By Maxime Parodi, sociologist at the OFCE

A cosmopolitan currency is a currency common to many nations and explicitly based on a form of co-sovereignty (for a more in-depth analysis, see OFCE working paper 2013-09, June 2013). A currency like this is possible only by accepting a monetary policy and fiscal and taxation policies that are based on shared motivations, where each is responsible for the monetary commitments it makes and co-responsible for the ability of all to pursue a suitable economic policy. To be lasting, this currency requires sustained attention to macroeconomic divergences between the partners and the difficulties that each is encountering; it requires open dialogue about the reasons for these divergences and difficulties; it requires a determination to propose possible remedies over the short, medium and long term; and finally, it requires everyone to cooperate voluntarily, so long that is as they have the ability to do so.
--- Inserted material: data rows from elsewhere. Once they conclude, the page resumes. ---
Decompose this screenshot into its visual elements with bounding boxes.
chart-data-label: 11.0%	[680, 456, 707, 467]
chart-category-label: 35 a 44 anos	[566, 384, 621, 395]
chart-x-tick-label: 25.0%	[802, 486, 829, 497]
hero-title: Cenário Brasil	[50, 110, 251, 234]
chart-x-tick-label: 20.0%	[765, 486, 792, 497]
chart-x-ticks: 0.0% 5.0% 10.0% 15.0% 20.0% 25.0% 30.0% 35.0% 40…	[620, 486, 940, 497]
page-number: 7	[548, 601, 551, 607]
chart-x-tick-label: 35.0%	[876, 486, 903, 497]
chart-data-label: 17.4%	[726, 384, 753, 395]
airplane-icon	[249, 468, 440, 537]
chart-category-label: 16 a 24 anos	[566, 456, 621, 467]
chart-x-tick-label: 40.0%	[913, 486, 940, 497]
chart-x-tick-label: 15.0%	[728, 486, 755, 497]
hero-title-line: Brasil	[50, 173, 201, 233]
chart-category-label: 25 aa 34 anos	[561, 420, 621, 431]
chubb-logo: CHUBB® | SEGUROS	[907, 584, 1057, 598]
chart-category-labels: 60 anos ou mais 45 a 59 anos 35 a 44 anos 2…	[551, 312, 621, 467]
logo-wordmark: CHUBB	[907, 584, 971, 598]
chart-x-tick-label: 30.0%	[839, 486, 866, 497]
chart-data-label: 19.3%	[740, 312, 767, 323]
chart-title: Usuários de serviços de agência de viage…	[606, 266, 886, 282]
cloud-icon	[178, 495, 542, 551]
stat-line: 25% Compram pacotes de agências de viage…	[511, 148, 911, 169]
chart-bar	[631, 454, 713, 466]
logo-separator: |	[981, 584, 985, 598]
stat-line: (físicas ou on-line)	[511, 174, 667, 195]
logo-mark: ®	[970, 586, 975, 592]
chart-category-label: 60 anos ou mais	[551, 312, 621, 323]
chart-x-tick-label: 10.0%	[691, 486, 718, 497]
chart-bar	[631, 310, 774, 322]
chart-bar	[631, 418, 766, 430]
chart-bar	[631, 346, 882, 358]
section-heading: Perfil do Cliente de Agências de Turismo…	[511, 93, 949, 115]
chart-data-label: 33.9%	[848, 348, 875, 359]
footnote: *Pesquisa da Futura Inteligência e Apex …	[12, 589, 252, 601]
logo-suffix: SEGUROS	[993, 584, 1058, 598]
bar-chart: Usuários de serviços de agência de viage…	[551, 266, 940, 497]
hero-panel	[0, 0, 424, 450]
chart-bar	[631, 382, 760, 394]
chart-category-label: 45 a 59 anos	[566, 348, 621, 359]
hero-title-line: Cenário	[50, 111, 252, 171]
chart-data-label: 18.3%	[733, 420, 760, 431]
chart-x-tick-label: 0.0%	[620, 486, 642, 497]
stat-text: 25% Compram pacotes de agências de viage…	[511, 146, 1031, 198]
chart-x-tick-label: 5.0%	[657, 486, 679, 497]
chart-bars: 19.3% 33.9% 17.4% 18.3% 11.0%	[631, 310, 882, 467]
Of all the classical sociologists, Simmel alone could have envisaged such a currency. Indeed, he was the only one to study socialization itself, to seek to understand society in the making, whereas Durkheim always started from an already established society, from an individual who was always already socialized, and Weber started from people always already constituted, “completed”, without at the same time considering them as subjects likely to influence each other and make society deliberately. Yet a cosmopolitan union is precisely a union that is always trying to make itself; it is never definitively established. This type of union is weak by nature, but at the same time it only ever appears in contexts where it is objectively necessary for its citizens. Such a union is constantly renewed, constantly re-worked, because there is an objective terrain of neighbouring or overlapping interests, and everyone therefore considers it desirable to come to the best resolution of the neighbourhood’s problems. Thus, in the name of the union, it becomes possible to resolve certain conflicts fairly and to develop tighter bonds.
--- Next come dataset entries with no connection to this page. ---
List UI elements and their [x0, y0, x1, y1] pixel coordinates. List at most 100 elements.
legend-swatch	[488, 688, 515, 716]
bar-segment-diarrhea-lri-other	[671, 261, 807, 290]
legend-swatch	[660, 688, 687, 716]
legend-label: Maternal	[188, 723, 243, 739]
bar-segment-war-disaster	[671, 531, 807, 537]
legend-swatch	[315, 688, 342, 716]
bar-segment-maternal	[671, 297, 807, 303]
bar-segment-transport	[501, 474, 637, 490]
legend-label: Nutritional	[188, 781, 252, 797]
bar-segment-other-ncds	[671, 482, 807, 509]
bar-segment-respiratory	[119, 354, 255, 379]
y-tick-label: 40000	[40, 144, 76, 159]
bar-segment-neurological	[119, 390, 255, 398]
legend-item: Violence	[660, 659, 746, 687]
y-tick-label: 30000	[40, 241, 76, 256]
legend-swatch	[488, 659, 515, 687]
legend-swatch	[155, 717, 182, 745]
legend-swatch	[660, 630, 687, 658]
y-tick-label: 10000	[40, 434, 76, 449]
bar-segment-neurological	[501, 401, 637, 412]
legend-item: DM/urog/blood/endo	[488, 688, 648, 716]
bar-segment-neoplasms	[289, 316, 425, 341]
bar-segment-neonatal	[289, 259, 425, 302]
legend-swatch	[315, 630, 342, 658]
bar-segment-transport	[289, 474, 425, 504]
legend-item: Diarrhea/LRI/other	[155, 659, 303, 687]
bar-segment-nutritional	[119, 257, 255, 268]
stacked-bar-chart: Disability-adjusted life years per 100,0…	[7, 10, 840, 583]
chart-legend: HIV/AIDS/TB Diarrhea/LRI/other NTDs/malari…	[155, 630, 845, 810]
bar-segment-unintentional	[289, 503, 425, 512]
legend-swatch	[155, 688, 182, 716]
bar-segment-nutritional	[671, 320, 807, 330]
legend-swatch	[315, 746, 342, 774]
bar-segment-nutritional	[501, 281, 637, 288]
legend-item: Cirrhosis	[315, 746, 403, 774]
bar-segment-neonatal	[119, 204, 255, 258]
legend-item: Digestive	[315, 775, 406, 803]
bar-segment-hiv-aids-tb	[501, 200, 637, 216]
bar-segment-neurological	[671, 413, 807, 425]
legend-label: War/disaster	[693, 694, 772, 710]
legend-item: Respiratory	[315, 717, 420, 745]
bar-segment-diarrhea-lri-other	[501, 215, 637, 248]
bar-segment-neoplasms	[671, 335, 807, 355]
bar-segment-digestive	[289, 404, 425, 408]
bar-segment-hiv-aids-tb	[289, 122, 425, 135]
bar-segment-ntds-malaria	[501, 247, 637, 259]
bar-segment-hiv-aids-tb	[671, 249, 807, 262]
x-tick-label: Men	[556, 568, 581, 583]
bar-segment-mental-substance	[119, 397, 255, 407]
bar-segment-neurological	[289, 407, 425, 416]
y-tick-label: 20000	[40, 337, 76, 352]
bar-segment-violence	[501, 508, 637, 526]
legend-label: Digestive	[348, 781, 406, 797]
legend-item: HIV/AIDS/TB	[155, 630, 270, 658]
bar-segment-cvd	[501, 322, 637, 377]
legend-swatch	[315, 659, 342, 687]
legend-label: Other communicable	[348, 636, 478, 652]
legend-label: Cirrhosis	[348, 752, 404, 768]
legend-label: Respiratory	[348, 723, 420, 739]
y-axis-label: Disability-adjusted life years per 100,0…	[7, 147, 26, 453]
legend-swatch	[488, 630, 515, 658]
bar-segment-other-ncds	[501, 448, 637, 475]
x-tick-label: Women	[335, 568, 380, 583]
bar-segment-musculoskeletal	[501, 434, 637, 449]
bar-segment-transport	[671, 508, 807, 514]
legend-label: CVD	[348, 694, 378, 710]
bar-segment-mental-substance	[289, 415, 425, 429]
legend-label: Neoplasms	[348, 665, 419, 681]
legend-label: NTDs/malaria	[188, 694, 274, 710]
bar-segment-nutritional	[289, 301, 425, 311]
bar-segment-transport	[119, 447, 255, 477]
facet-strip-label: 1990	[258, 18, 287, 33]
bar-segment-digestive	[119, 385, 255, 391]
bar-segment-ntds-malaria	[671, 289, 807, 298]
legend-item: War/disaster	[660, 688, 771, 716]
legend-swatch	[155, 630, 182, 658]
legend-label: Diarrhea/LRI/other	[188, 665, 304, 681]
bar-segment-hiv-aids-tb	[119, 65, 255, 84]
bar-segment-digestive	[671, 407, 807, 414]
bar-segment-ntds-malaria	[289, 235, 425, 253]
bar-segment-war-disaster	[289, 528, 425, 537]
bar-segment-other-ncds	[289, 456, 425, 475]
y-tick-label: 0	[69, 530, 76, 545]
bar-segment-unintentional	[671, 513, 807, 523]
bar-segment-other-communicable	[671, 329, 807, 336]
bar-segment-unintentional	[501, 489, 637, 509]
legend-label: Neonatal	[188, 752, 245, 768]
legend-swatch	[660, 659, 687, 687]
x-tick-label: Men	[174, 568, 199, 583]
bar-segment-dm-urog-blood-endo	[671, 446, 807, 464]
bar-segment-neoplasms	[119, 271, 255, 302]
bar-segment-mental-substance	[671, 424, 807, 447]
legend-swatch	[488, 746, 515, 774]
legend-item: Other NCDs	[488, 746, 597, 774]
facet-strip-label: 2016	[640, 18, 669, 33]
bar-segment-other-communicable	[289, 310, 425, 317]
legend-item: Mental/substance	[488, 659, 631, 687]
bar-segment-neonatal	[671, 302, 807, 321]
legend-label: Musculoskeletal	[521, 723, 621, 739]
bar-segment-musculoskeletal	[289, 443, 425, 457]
From this perspective, the act of adopting a common currency is not a trivial matter in a cosmopolitan union. All of a sudden, everyone is committed to respecting their monetary promises to their neighbours. This is obviously a major change, which has immediate and foreseeable consequences: the transaction costs between partners disappear, and in particular there is no longer any risk associated with holding a foreign currency, as the currency is now common and politically guaranteed. But there are also less immediate, more hidden consequences. For instance, this common commitment often calls into question the economic culture of the nations concerned, by obliging them to explain some of the ways they operate: governments in the habit of solving their problems by inflation or a currency devaluation must now tell their citizens that it is necessary to raise taxes or spend less; banks that are “too big to fail” must now draw up wills instead of relying on the implicit guarantees of the citizens, and so forth. Finally, the cosmopolitan currency creates a new relationship between the partners, which in principle leads them to be concerned about their neighbours. In fact, the partners have made a commitment not only to keep their promises to everyone else, but also that each is able to uphold its own commitments (since trust is not divisible).
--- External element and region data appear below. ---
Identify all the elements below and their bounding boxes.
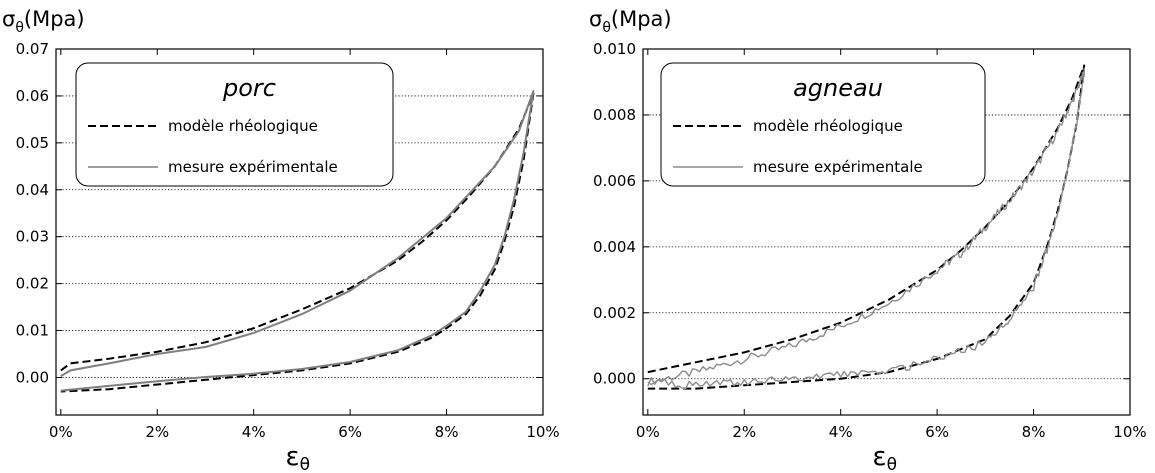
x-tick-label: 10% [1113, 423, 1146, 441]
series-line-measure [647, 67, 1085, 390]
x-tick-label: 8% [435, 423, 459, 441]
y-axis-label: σθ(Mpa) [2, 7, 85, 36]
x-tick-label: 4% [242, 423, 266, 441]
x-tick-label: 6% [338, 423, 362, 441]
x-tick-label: 0% [636, 423, 660, 441]
chart-0: 0.00 0.01 0.02 0.03 0.04 0.05 0.06 0.07 0% 2% 4% 6%… [2, 7, 560, 473]
y-axis-label: σθ(Mpa) [589, 7, 672, 36]
x-tick-label: 8% [1022, 423, 1046, 441]
y-tick-label: 0.004 [593, 238, 636, 256]
chart-1: 0.000 0.002 0.004 0.006 0.008 0.010 0% 2% 4% 6% 8%… [589, 7, 1147, 473]
legend-box [660, 62, 986, 187]
x-tick-label: 6% [925, 423, 949, 441]
legend-box [75, 62, 394, 187]
y-tick-label: 0.06 [16, 87, 49, 105]
legend-title: agneau [793, 74, 883, 102]
y-tick-label: 0.01 [16, 322, 49, 340]
y-tick-label: 0.03 [16, 228, 49, 246]
y-tick-label: 0.000 [593, 370, 636, 388]
legend-label: modèle rhéologique [753, 117, 903, 135]
y-tick-label: 0.02 [16, 275, 49, 293]
plot-frame [55, 48, 544, 416]
series-line-measure [60, 90, 535, 392]
x-axis-label: εθ [873, 442, 897, 473]
x-axis-label: εθ [286, 442, 310, 473]
legend-title: porc [222, 74, 276, 102]
legend-label: modèle rhéologique [168, 117, 318, 135]
y-tick-label: 0.008 [593, 106, 636, 124]
legend-label: mesure expérimentale [753, 158, 923, 176]
y-tick-label: 0.05 [16, 134, 49, 152]
x-tick-label: 2% [732, 423, 756, 441]
legend-label: mesure expérimentale [168, 158, 338, 176]
x-tick-label: 4% [829, 423, 853, 441]
series-line-model [60, 92, 535, 393]
x-tick-label: 0% [49, 423, 73, 441]
plot-frame [642, 48, 1131, 416]
y-tick-label: 0.04 [16, 181, 49, 199]
legend: agneau modèle rhéologique mesure expérimen… [660, 62, 986, 187]
legend: porc modèle rhéologique mesure expérimenta… [75, 62, 394, 187]
x-tick-label: 2% [145, 423, 169, 441]
y-tick-label: 0.00 [16, 368, 49, 386]
y-tick-label: 0.010 [593, 40, 636, 58]
x-tick-label: 10% [526, 423, 559, 441]
y-tick-label: 0.07 [16, 40, 49, 58]
y-tick-label: 0.006 [593, 172, 636, 190]
y-tick-label: 0.002 [593, 304, 636, 322]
The cosmopolitan currency also introduces a kind of solidarity within the union. One must now be concerned about whether one’s neighbour has the ability to meet its monetary commitments. This implies guaranteeing the latter a capacity for debt and / or a flow of investment into its territory. But unlike solidarity within a nation, this guarantee is more moral than legal: it is not entirely engraved in stone in the union, but must be discussed case by case. The risk of moral hazard is thus avoided.

The euro seems to be the paradigmatic case of a cosmopolitan currency. It is even the only case in history where cosmopolitanism actually laid the basis for a currency. This unprecedented feature also poses difficulties by upsetting national economic cultures. Since the beginning of the monetary crisis in 2008, everyone is discovering how Europe’s vertical institutions (European Commission, European Central Bank) address problems and respond to them. A culture of the euro, even a jurisprudence, is thereby forged. This is, incidentally, why the European Council should consider the impact of its decisions on this emerging culture: is the euro zone in the process of adopting a custom of “immediate returns”? Is this a doctrine born of distrust? If a cosmopolitan currency is possible, it is nevertheless necessary to accept both sides – the co-responsibility no less than the responsibility.